If you've followed StockStory for a while, you know we emphasize free cash flow. Why, you ask? We believe that in the end, cash is king, and you can't use accounting profits to pay the bills.

Over the last two years, Cedar Fair has shown mediocre cash profitability, putting it in a pinch as it gives the company limited opportunities to reinvest, pay down debt, or return capital to shareholders. Its free cash flow margin has averaged 9.4%, subpar for a consumer discretionary business.

Cedar Fair Free Cash Flow Margin

Cedar Fair's free cash flow came in at $271.8 million in Q3, equivalent to a 32.3% margin and up 21.4% year on year. Over the next year, analysts predict Cedar Fair's cash profitability will improve.
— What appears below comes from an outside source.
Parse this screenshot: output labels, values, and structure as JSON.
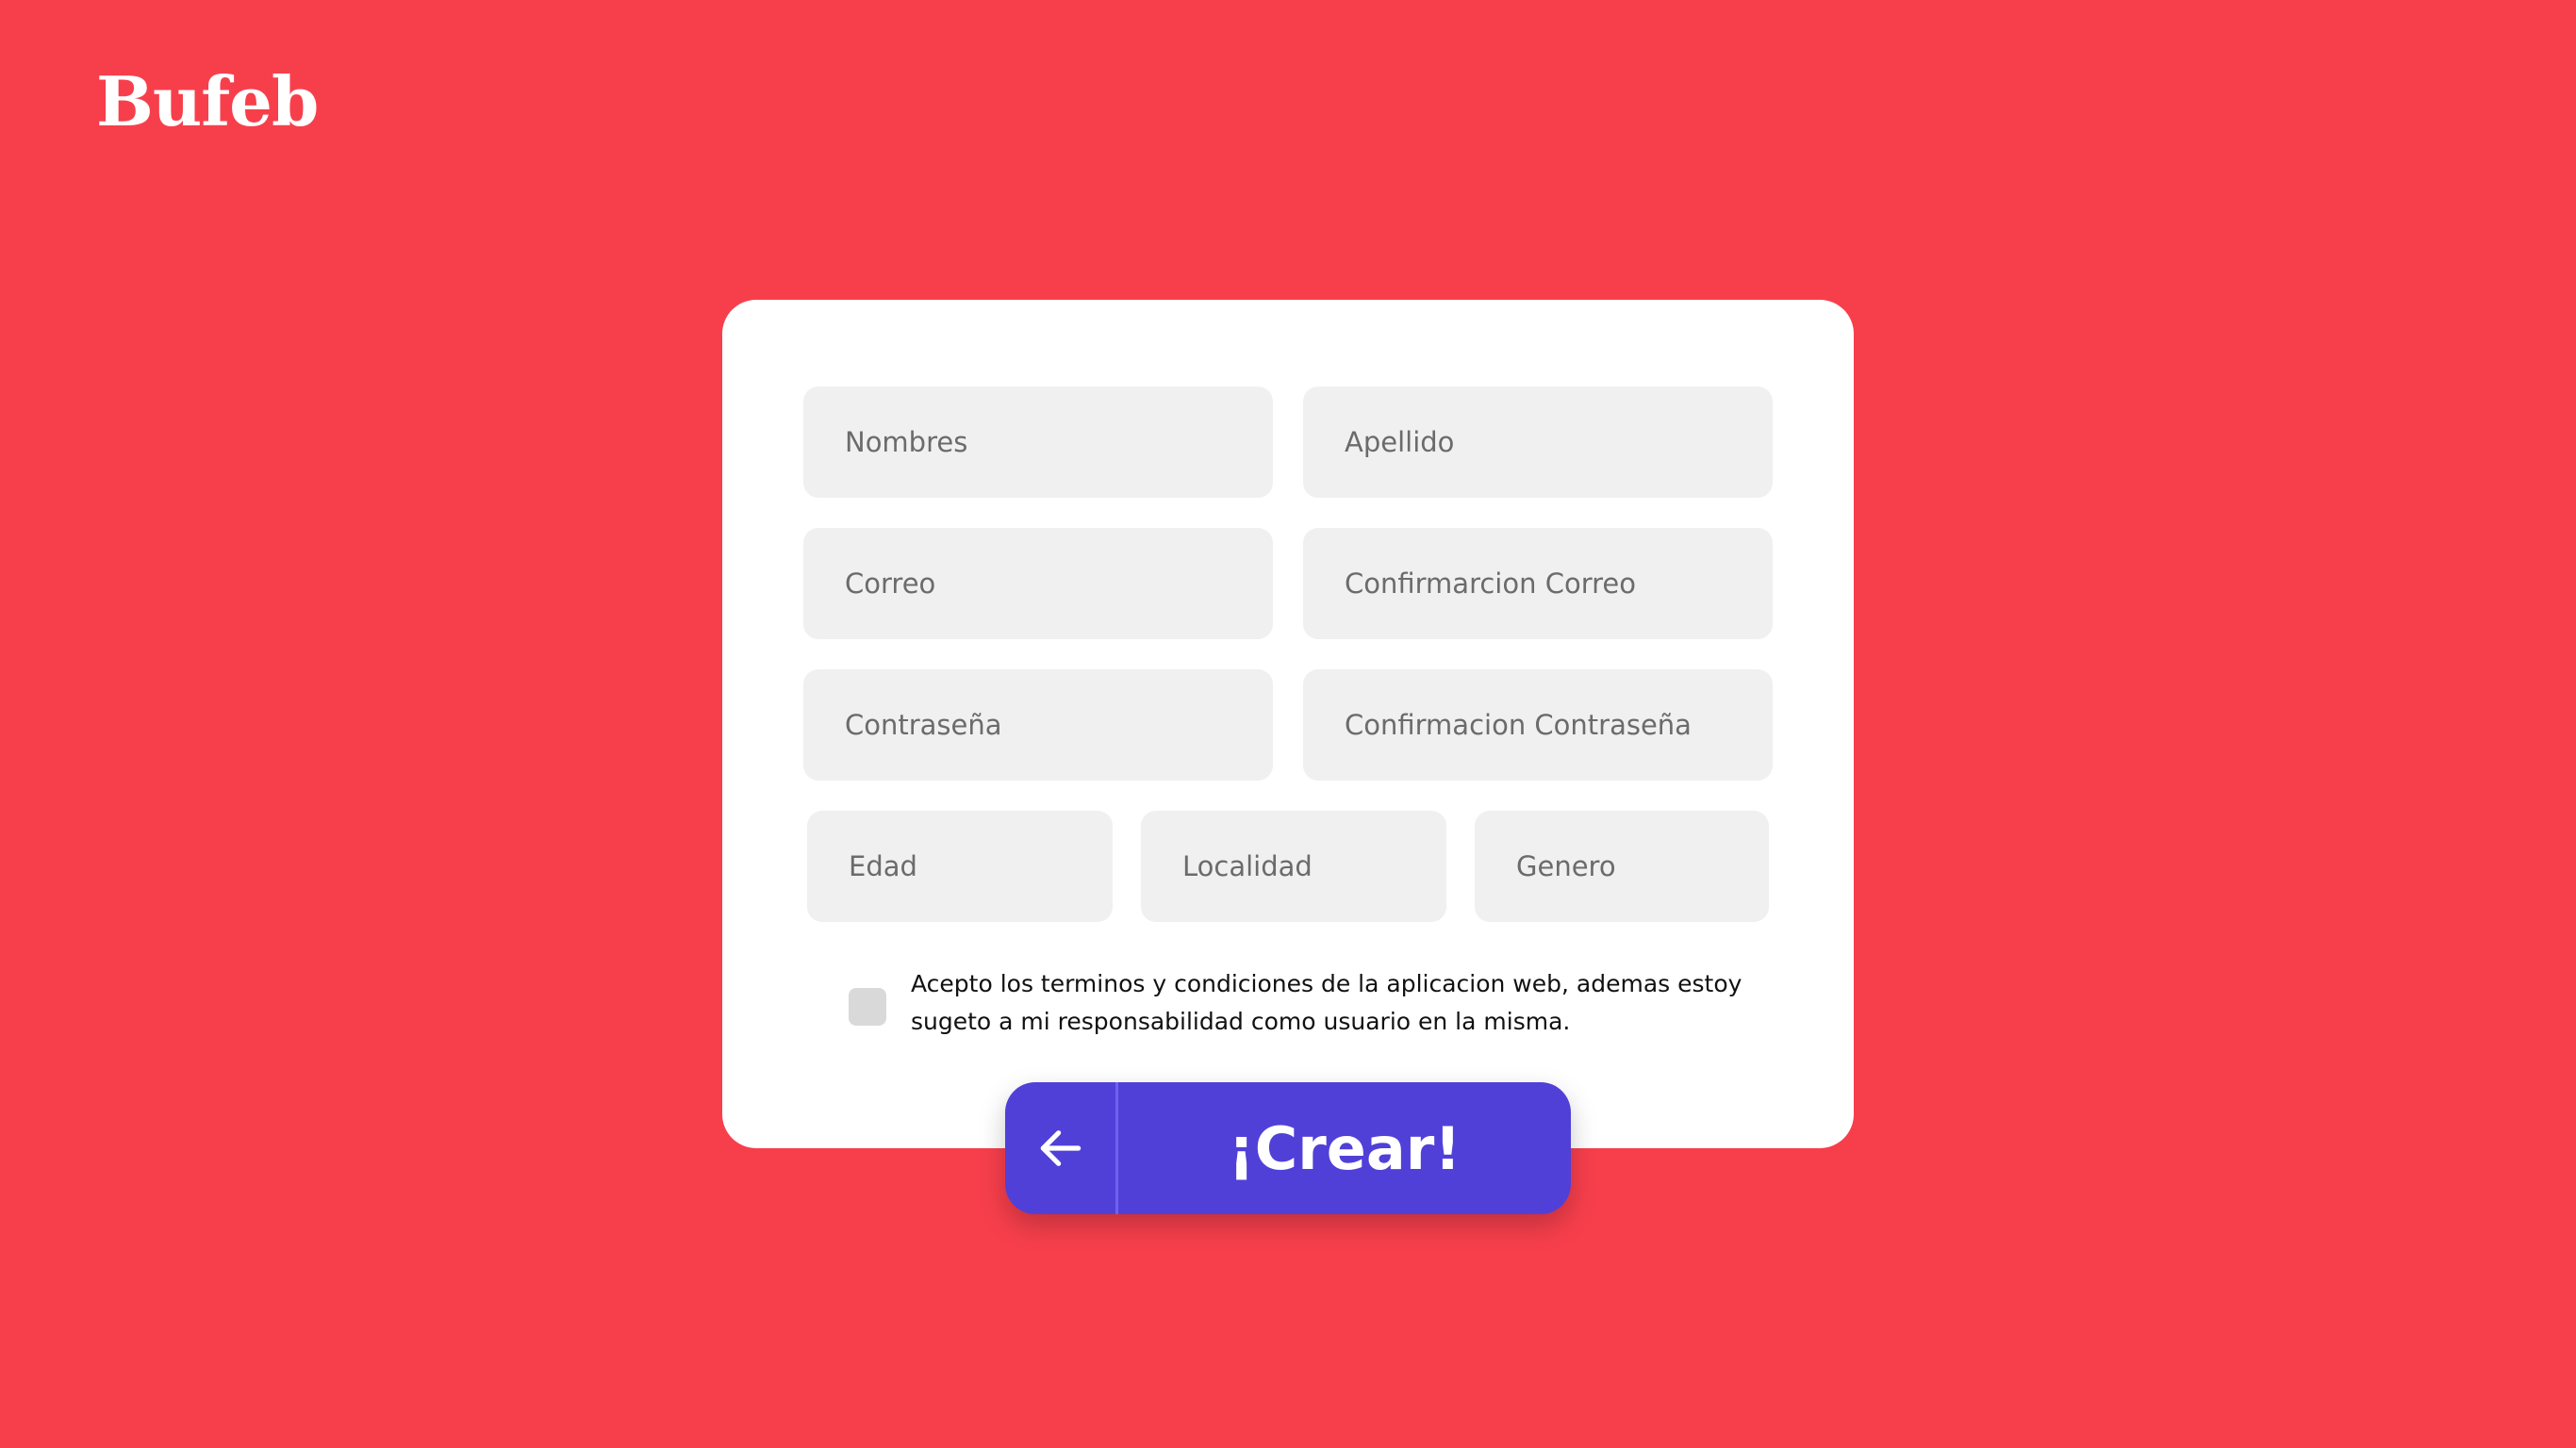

Their consensus estimates imply its LTM free cash flow margin of 6.2% will increase to 9.8%.

Return on Invested Capital (ROIC)

EPS and free cash flow tell us whether a company was profitable while growing revenue. But was it capital-efficient? Enter ROIC, a metric showing how much operating profit a company generates relative to how much money the business raised (debt and equity).

Although Cedar Fair has shown solid business quality lately, it historically did a subpar job investing in profitable business initiatives. Its five-year average return on invested capital was 8.8%, somewhat low compared to the best consumer discretionary companies that pump out 25%+.

Cedar Fair Return On Invested Capital

The trend in its ROIC, however, is often what surprises the market and drives the stock price. Over the last few years, Cedar Fair's ROIC has significantly increased. The company's rising ROIC is a good sign and could suggest its competitive advantage or profitable business opportunities are expanding.

Balance Sheet Risk

Debt is a tool that can boost company returns but presents risks if used irresponsibly.

Cedar Fair reported $134.4 million of cash and $2.35 billion of debt on its balance sheet in the most recent quarter. As investors in high-quality companies, we primarily focus on two things: 1) that a company's debt level isn't too high and 2) that its interest payments are not excessively burdening the business.

With $526.6 million of EBITDA over the last 12 months, we view Cedar Fair's 4.2x net-debt-to-EBITDA ratio as safe. We also see its $142.2 million of annual interest expenses as appropriate. The company's profits give it plenty of breathing room, allowing it to continue investing in new initiatives.

Key Takeaways from Cedar Fair's Q3 Results

It was good to see Cedar Fair beat analysts' operating margin expectations this quarter. We were also excited its EPS outperformed Wall Street's estimates. Overall, we think this was a strong quarter that should satisfy shareholders. The stock is flat after reporting and currently trades at $40.99 per share.

Is Now The Time?

Cedar Fair may have had a favorable quarter, but investors should also consider its valuation and business qualities when assessing the investment opportunity.

We think Cedar Fair is a good business. Although its revenue growth has been uninspiring over the last five years with analysts expecting growth to slow from here, its number of visitors have surged over the last two years. And while its declining EPS over the last five years makes it hard to trust, its impressive operating margins show it has a highly efficient business model.

Cedar Fair's price-to-earnings ratio based on the next 12 months is 12.4x. There are definitely a lot of things to like about Cedar Fair, and looking at the consumer discretionary landscape right now, it seems to be trading at a pretty interesting price.

Wall Street analysts covering the company had a one-year price target of $47.70 per share right before these results (compared to the current share price of $40.99), implying they saw upside in buying Cedar Fair in the short term.